I have recently come across two rather more original solutions to the problem of white collar crime, both using a version of the ‘reversal’ or ‘as if’ technique.  One story I heard concerned a toy car factory where pilfering was rife.  The organisation spent lots of money (in addition to the cost of the pilfering itself) trying to stamp it out, until someone asked the question: How might we make pilfering a useful thing?
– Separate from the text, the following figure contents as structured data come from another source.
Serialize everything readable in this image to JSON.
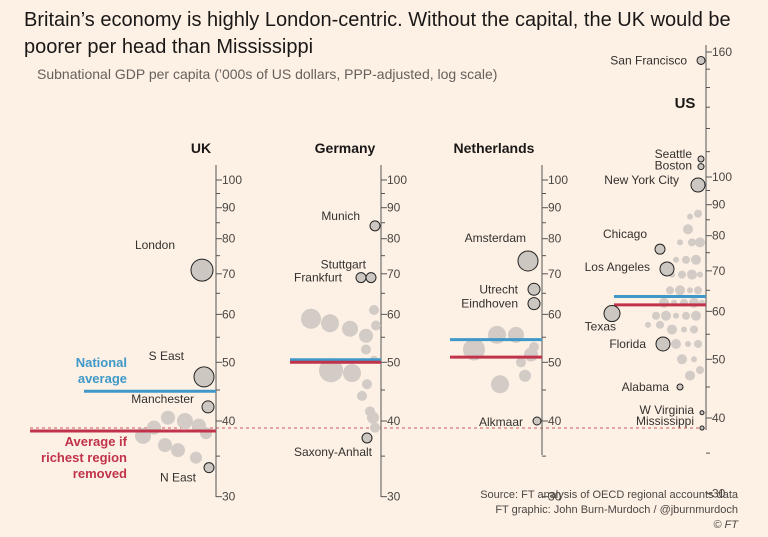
{
  "title": "Britain’s economy is highly London-centric. Without the capital, the UK would be poorer per head than Mississippi",
  "subtitle": "Subnational GDP per capita (’000s of US dollars, PPP-adjusted, log scale)",
  "source": [
    "Source: FT analysis of OECD regional accounts data",
    "FT graphic: John Burn-Murdoch / @jburnmurdoch",
    "© FT"
  ],
  "colors": {
    "background": "#fdf1e5",
    "national_average": "#3f98c8",
    "without_richest": "#c0334a",
    "bubble": "#d2cbc6",
    "highlight": "#cdc7c2",
    "axis": "#555"
  },
  "chart_data": {
    "type": "scatter",
    "scale": "log",
    "ticks": [
      30,
      40,
      50,
      60,
      70,
      80,
      90,
      100,
      160
    ],
    "mississippi_reference": 38.5,
    "panels": [
      {
        "name": "UK",
        "ylim": [
          30,
          105
        ],
        "national_average": 44.8,
        "average_without_richest": 38.5,
        "extra_labels": {
          "national_average": [
            "National",
            "average"
          ],
          "average_without_richest": [
            "Average if",
            "richest region",
            "removed"
          ]
        },
        "labeled": [
          {
            "name": "London",
            "value": 71,
            "size": 11
          },
          {
            "name": "S East",
            "value": 47.3,
            "size": 10
          },
          {
            "name": "Manchester",
            "value": 42.2,
            "size": 6
          },
          {
            "name": "N East",
            "value": 33.5,
            "size": 5
          }
        ],
        "others": [
          {
            "value": 40.5,
            "size": 7
          },
          {
            "value": 40.0,
            "size": 8
          },
          {
            "value": 39.3,
            "size": 7
          },
          {
            "value": 39.0,
            "size": 7
          },
          {
            "value": 37.8,
            "size": 8
          },
          {
            "value": 36.5,
            "size": 7
          },
          {
            "value": 35.8,
            "size": 7
          },
          {
            "value": 34.8,
            "size": 6
          },
          {
            "value": 38.2,
            "size": 6
          }
        ]
      },
      {
        "name": "Germany",
        "ylim": [
          30,
          105
        ],
        "national_average": 50.5,
        "average_without_richest": 50.0,
        "labeled": [
          {
            "name": "Munich",
            "value": 84,
            "size": 5
          },
          {
            "name": "Stuttgart",
            "value": 69,
            "size": 5
          },
          {
            "name": "Frankfurt",
            "value": 69,
            "size": 5
          },
          {
            "name": "Saxony-Anhalt",
            "value": 37.5,
            "size": 5
          }
        ],
        "others": [
          {
            "value": 59,
            "size": 10
          },
          {
            "value": 58,
            "size": 9
          },
          {
            "value": 56.8,
            "size": 8
          },
          {
            "value": 55.3,
            "size": 7
          },
          {
            "value": 48.5,
            "size": 12
          },
          {
            "value": 48.0,
            "size": 9
          },
          {
            "value": 44.0,
            "size": 5
          },
          {
            "value": 40.5,
            "size": 6
          },
          {
            "value": 39.0,
            "size": 5
          },
          {
            "value": 61.0,
            "size": 5
          },
          {
            "value": 57.5,
            "size": 5
          },
          {
            "value": 52.5,
            "size": 5
          },
          {
            "value": 50.5,
            "size": 4
          },
          {
            "value": 46.0,
            "size": 5
          },
          {
            "value": 41.5,
            "size": 5
          }
        ]
      },
      {
        "name": "Netherlands",
        "ylim": [
          30,
          105
        ],
        "national_average": 54.5,
        "average_without_richest": 51.0,
        "labeled": [
          {
            "name": "Amsterdam",
            "value": 73.5,
            "size": 10
          },
          {
            "name": "Utrecht",
            "value": 66,
            "size": 6
          },
          {
            "name": "Eindhoven",
            "value": 62.5,
            "size": 6
          },
          {
            "name": "Alkmaar",
            "value": 40.0,
            "size": 4
          }
        ],
        "others": [
          {
            "value": 52.5,
            "size": 11
          },
          {
            "value": 55.5,
            "size": 9
          },
          {
            "value": 55.5,
            "size": 8
          },
          {
            "value": 51.5,
            "size": 7
          },
          {
            "value": 46.0,
            "size": 9
          },
          {
            "value": 47.5,
            "size": 6
          },
          {
            "value": 53.0,
            "size": 5
          },
          {
            "value": 50.0,
            "size": 5
          }
        ]
      },
      {
        "name": "US",
        "ylim": [
          30,
          165
        ],
        "national_average": 63.5,
        "average_without_richest": 61.5,
        "labeled": [
          {
            "name": "San Francisco",
            "value": 155,
            "size": 4
          },
          {
            "name": "Seattle",
            "value": 107,
            "size": 3
          },
          {
            "name": "Boston",
            "value": 104,
            "size": 3
          },
          {
            "name": "New York City",
            "value": 97,
            "size": 7
          },
          {
            "name": "Chicago",
            "value": 76,
            "size": 5
          },
          {
            "name": "Los Angeles",
            "value": 70.5,
            "size": 7
          },
          {
            "name": "Texas",
            "value": 59.5,
            "size": 8
          },
          {
            "name": "Florida",
            "value": 53,
            "size": 7
          },
          {
            "name": "Alabama",
            "value": 45,
            "size": 3
          },
          {
            "name": "W Virginia",
            "value": 40.8,
            "size": 2
          },
          {
            "name": "Mississippi",
            "value": 38.5,
            "size": 2
          }
        ]
      }
    ]
  }
}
They realised that if they monitored the models being pilfered, they would have an easy measure of which were most in demand in the market place: it ended up saving them a lot of money on market research.

 

And, as a cure for the favourite British pastime of pulling a sickie, the best I heard of was the case of a boss who was convinced that one of her employees was taking sick leave when there was nothing wrong with her, but couldn’t prove it.  So she sent to the employee’s house an enormous bouquet of flowers with a note saying how much they all missed her.  The employee returned to her desk the next day and took no more time off for the rest of the year.

 

Whether it’s another symptom of appreciation deficit or a protest against economic injustice, the criminal within us all will doubtless refuse to lie down completely.  And what of the smuggler?  Well, times change:  I predict that 200 years hence, the casual tourist will be sitting perusing the menu in the Car Boot Sale Arms, trying to choose between VAT Dodger’s Pastie, Dubious Imported Fag Seller’s Pie or Bloke In The Pub’s lunch (That’s like a Ploughman’s, but the cheese, lettuce and pickle have been nicked off someone else’s plate).